La tragédie de Jasper
L’Ouest canadien a été particulièrement touché en 2024 alors que la chaleur intense et la sécheresse ont provoqué d’incontrôlables feux de forêt qui ont ravagé la municipalité de Jasper, dans les Rocheuses albertaines. Cet événement, qui trône au sommet du palmarès d’Environnement Canada, s’est inscrit dans un épisode particulièrement sec et chaud, avec un mercure atteignant 38 degrés Celsius. Le parc national de Jasper et la municipalité ont été rasés lorsque deux immenses feux hors de contrôle ont fusionné avant de s’abattre sur Jasper, forçant l’évacuation de 5000 résidants et 20 000 visiteurs en plein coeur de la saison touristique et laissant derrière 880 millions $ de dommages.
L’autre bout du pays n’était pas épargné alors qu’à l’est complètement, le Labrador a connu lui aussi d’importants feux de forêt qui ont forcé l’évacuation de quelques communautés.
Canicule et neige en même temps
Enfin, Environnement Canada souligne parmi ses phénomènes de 2024 un «été divisé» marqué par des chaleurs étouffantes dans les Maritimes pendant qu’au même moment, l’Alberta grelottait. Du 18 au 20 juin, les températures sont montées jusqu’à 37,6 degrés Celsius à Bathurst, la température la plus élevée jamais atteinte au Nouveau-Brunswick. Des températures bien au-dessus des 30 degrés ont persisté dans l’ensemble des provinces maritimes durant cette période, soit 10 à 15 degrés supérieures aux moyennes saisonnières. Au même moment, l’Ouest était aux prises avec une inhabituelle vague de froid avec des températures atteignant les -4,8 degrés en plein mois de juin en Alberta. Pour ajouter à la misère des Albertains, la neige s’est mise de la partie, avec des accumulations allant jusqu’à 30 centimètres dans le secteur de Nanton, une petite municipalité située à une centaine de kilomètres au sud de Calgary.
Météo extrême: «la nouvelle norme»
«Se réchauffant plus rapidement que la moyenne globale, particulièrement dans le Nord, le Canada devient de plus en plus un territoire où les événements de météo extrêmes sont la nouvelle norme», a affirmé Jennifer Smith, météorologue nationale de sensibilisation aux alertes.

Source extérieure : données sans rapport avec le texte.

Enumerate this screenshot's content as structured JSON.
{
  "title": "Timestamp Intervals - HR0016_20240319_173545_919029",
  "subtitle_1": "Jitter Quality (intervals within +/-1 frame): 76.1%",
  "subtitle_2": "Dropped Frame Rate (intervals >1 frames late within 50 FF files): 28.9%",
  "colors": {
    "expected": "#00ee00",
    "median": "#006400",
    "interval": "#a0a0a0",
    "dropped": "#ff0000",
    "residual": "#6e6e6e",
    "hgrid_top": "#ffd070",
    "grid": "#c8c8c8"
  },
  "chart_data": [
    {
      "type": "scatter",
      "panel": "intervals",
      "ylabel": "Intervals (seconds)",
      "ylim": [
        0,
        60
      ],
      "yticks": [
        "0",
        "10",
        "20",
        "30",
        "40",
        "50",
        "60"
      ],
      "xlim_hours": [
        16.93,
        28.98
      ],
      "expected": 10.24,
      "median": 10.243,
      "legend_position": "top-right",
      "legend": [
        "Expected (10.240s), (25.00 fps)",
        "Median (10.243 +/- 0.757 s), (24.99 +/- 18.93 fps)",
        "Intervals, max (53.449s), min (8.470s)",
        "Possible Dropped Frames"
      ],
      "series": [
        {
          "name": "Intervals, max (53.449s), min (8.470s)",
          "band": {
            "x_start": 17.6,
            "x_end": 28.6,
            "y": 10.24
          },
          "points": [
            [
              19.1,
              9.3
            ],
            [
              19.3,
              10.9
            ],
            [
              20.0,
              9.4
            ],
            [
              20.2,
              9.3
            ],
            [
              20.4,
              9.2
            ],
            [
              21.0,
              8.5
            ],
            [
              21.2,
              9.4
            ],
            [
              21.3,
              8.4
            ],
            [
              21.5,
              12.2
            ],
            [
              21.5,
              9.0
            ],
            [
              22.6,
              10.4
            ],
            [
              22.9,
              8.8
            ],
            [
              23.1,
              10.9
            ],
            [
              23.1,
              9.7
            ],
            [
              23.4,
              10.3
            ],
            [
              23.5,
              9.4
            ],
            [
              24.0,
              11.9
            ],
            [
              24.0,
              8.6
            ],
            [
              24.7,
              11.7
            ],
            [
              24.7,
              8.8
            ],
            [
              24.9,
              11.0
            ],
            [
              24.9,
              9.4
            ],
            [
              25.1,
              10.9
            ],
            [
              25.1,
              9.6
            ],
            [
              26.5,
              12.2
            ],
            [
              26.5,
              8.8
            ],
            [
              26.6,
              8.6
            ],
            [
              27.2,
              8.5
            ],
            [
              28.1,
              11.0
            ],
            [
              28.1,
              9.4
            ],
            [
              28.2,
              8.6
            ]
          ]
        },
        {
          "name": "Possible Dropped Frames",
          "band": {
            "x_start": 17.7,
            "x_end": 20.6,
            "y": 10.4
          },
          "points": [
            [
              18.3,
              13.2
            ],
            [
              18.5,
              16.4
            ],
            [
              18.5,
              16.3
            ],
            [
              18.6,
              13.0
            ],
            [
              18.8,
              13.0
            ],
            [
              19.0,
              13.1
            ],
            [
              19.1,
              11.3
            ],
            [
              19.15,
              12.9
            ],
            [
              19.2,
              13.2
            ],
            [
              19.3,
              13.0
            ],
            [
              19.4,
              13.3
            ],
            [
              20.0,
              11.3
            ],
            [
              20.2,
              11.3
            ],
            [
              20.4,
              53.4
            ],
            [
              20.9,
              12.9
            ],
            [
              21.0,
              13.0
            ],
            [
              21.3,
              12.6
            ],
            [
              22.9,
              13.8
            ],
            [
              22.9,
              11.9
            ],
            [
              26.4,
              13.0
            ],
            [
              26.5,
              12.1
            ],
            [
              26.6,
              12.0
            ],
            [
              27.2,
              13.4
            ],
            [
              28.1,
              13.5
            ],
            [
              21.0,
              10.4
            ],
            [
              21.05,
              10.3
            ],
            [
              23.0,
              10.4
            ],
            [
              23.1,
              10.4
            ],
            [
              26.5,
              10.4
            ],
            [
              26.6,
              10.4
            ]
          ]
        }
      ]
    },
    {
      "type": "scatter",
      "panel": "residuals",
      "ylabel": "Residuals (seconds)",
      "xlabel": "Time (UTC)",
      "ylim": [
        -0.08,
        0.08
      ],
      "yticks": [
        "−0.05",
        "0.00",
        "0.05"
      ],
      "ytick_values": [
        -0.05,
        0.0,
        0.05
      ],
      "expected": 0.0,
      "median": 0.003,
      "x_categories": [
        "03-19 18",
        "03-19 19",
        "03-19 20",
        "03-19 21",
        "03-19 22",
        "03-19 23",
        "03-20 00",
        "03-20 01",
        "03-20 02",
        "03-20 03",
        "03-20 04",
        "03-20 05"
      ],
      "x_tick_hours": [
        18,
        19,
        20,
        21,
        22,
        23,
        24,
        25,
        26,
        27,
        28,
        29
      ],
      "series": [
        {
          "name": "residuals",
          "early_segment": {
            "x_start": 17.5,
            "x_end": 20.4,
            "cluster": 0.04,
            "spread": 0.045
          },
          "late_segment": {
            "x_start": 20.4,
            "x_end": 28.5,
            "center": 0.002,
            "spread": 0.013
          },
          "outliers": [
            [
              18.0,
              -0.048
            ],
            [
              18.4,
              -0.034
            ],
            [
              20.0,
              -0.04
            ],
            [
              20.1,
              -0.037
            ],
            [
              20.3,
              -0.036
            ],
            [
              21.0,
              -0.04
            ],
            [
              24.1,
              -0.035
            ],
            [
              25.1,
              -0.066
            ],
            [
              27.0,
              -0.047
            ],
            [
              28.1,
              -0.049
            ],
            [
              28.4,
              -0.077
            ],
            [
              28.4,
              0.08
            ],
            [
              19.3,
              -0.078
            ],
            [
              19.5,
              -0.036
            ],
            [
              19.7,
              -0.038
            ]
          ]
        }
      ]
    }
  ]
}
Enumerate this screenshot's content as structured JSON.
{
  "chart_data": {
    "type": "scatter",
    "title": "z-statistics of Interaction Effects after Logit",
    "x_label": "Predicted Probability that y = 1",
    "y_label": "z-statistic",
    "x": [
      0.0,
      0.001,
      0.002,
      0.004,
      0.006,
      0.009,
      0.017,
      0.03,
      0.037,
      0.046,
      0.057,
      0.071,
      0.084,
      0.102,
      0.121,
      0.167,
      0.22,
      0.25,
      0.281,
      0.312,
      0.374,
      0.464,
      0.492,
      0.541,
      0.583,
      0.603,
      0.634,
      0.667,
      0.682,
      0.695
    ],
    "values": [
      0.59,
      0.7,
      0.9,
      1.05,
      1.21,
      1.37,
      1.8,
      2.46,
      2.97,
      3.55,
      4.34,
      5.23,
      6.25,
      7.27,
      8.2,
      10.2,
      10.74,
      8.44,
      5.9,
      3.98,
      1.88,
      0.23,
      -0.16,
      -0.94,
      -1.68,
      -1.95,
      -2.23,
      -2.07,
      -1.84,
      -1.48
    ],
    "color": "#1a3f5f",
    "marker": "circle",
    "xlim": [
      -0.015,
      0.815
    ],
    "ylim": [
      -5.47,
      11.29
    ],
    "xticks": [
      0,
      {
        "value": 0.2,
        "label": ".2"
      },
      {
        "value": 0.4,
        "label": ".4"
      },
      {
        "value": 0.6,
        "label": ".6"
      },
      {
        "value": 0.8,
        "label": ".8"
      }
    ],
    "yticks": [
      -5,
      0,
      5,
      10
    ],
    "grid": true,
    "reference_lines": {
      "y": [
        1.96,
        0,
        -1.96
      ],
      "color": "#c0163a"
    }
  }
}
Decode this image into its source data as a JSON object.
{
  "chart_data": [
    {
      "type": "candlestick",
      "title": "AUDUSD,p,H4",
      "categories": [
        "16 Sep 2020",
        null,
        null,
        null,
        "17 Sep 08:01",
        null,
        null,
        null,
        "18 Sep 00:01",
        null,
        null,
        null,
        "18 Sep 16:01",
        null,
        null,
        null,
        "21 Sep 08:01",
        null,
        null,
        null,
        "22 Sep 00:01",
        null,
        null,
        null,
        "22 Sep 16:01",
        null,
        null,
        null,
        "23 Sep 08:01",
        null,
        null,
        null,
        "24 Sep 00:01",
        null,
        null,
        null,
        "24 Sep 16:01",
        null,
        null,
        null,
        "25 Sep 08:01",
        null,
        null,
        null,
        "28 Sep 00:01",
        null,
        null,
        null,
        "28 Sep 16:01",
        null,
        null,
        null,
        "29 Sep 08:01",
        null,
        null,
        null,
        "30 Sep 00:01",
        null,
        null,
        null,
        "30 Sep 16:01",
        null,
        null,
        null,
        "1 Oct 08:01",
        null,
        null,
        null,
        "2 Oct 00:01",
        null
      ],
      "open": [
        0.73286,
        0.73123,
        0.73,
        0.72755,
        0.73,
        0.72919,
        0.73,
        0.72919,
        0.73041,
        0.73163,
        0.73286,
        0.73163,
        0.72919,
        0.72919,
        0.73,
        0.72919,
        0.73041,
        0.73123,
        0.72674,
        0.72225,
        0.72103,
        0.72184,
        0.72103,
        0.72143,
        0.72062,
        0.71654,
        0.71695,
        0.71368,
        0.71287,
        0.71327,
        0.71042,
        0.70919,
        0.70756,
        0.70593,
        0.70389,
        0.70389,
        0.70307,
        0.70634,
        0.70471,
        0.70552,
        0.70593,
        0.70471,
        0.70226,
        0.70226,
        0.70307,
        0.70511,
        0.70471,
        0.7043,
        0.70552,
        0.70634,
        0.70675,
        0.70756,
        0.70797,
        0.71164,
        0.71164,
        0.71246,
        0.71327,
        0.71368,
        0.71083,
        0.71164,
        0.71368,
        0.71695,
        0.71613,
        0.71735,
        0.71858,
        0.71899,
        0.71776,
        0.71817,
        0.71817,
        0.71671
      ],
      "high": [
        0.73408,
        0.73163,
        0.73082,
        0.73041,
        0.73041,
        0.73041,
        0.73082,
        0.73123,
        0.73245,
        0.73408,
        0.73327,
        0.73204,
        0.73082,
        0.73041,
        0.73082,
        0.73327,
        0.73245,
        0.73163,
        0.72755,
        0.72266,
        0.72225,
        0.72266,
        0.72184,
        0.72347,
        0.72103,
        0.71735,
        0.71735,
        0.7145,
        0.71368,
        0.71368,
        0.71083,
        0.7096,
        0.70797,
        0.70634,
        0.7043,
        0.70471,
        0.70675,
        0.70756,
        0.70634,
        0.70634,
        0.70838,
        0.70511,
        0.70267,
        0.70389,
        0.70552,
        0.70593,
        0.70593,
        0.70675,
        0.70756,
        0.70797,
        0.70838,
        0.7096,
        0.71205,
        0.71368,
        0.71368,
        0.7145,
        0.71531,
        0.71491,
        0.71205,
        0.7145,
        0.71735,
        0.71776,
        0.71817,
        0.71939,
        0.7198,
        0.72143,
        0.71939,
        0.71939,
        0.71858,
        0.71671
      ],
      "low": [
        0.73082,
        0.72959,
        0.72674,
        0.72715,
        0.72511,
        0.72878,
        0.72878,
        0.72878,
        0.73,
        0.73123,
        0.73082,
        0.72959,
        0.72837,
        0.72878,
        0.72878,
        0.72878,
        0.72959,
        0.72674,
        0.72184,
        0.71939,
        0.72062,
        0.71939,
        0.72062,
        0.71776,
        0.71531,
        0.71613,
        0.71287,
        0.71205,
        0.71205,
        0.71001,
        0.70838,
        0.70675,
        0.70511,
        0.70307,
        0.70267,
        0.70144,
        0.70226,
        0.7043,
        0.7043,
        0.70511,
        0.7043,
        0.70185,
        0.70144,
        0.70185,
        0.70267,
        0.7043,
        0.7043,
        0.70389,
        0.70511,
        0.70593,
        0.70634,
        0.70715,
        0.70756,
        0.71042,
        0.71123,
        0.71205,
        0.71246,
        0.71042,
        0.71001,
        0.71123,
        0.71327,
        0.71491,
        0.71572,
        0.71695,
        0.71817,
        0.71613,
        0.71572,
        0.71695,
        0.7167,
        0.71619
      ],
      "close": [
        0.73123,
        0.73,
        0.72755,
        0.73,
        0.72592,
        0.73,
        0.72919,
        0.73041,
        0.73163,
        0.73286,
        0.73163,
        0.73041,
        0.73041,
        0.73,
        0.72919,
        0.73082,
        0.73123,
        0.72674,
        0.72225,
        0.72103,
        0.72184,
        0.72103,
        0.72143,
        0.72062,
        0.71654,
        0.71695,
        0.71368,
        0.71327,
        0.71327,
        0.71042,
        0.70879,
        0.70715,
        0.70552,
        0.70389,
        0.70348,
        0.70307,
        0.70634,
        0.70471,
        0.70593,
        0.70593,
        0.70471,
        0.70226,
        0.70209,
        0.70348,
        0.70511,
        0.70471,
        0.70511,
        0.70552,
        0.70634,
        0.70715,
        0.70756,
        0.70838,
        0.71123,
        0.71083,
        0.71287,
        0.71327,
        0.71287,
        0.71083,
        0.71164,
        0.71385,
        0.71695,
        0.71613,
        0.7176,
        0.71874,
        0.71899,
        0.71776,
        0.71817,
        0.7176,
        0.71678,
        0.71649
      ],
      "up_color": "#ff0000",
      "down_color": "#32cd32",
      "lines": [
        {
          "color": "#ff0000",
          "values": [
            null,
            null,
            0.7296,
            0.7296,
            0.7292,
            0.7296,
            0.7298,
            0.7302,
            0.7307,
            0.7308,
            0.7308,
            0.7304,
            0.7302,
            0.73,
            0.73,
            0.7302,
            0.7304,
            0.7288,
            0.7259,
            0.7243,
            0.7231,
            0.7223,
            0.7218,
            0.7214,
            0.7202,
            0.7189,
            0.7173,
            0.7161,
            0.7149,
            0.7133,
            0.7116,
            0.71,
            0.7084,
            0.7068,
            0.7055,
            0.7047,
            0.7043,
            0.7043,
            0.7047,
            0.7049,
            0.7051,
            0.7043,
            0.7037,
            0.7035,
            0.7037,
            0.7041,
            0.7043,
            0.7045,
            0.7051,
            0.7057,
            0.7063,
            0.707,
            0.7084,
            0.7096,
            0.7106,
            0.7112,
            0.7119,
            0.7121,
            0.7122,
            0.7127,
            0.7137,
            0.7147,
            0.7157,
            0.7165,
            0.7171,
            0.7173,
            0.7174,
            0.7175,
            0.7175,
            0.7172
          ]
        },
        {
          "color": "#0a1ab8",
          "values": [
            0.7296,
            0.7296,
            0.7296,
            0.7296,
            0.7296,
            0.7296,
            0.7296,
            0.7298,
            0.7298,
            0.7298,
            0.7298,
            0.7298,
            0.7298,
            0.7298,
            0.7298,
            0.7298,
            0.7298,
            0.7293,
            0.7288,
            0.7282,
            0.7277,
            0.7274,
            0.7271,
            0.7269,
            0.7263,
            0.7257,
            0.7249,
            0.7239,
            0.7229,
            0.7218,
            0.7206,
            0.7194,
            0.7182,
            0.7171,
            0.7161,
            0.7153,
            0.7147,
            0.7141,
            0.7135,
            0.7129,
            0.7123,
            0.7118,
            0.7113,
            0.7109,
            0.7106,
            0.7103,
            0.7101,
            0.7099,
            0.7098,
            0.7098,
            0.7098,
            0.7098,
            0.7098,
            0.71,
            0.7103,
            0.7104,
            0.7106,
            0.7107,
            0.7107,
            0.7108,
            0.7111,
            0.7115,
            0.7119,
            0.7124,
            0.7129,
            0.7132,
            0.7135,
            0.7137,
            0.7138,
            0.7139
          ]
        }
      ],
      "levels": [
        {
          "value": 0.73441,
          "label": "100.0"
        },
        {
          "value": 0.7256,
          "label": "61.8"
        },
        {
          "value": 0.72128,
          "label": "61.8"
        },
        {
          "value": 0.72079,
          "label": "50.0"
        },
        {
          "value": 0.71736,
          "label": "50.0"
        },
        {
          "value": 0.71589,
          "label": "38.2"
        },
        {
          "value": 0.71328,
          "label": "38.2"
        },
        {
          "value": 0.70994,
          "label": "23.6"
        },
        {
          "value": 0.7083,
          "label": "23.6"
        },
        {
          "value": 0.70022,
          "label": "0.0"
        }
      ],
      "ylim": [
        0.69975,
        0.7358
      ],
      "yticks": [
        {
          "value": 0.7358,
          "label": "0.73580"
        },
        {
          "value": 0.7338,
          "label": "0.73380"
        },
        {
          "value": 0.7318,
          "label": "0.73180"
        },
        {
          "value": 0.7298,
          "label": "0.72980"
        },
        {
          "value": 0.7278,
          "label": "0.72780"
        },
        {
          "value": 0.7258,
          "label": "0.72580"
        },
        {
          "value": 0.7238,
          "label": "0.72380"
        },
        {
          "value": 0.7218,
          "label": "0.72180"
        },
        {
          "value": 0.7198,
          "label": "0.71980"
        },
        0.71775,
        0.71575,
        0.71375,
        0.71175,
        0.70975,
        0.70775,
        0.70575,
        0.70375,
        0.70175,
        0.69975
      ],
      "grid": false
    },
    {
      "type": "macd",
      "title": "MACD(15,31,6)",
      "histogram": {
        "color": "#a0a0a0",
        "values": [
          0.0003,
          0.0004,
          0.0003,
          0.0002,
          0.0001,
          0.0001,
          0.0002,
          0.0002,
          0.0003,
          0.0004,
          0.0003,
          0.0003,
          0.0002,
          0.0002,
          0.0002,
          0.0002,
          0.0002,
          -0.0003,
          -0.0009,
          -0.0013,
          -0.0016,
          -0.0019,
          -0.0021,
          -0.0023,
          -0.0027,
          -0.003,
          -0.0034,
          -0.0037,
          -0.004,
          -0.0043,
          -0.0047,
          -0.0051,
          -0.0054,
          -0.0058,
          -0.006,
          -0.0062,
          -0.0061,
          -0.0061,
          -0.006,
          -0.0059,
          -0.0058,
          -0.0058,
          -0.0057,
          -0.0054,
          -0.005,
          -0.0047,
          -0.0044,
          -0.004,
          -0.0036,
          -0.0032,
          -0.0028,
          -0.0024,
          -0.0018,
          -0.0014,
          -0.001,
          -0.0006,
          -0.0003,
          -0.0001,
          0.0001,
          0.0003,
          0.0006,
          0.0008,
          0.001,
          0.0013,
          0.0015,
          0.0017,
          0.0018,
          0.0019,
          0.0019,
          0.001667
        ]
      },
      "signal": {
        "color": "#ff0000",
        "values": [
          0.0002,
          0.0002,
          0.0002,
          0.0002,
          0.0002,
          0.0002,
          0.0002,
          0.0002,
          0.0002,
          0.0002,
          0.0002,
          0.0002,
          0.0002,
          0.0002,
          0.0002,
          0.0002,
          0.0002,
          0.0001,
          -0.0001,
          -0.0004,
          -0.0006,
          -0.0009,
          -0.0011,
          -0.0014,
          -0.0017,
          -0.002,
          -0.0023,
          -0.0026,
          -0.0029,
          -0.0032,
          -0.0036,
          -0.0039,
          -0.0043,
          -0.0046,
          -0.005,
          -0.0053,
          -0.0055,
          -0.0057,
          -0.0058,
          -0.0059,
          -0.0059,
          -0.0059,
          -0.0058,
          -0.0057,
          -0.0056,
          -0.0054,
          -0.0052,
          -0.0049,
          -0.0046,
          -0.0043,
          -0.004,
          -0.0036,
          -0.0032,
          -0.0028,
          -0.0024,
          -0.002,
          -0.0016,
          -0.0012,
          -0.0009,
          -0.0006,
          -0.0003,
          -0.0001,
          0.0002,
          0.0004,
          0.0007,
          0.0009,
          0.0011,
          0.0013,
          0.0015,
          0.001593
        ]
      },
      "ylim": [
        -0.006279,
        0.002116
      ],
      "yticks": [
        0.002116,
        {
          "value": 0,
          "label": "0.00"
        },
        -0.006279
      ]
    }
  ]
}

«L’atmosphère qui se réchauffe accroît l’intensité des événements comme les vagues de chaleur et intensifie les pluies torrentielles parce que l’air plus chaud peut contenir davantage d’humidité. Les événements qui ont eu le plus d’impact cette année (…) nous rappellent que le changement climatique n’est plus une préoccupation lointaine, mais une réalité déjà présente, transformant des vies, des paysages et le gagne-pain des nombreux citoyens à travers le pays», a-t-elle conclu.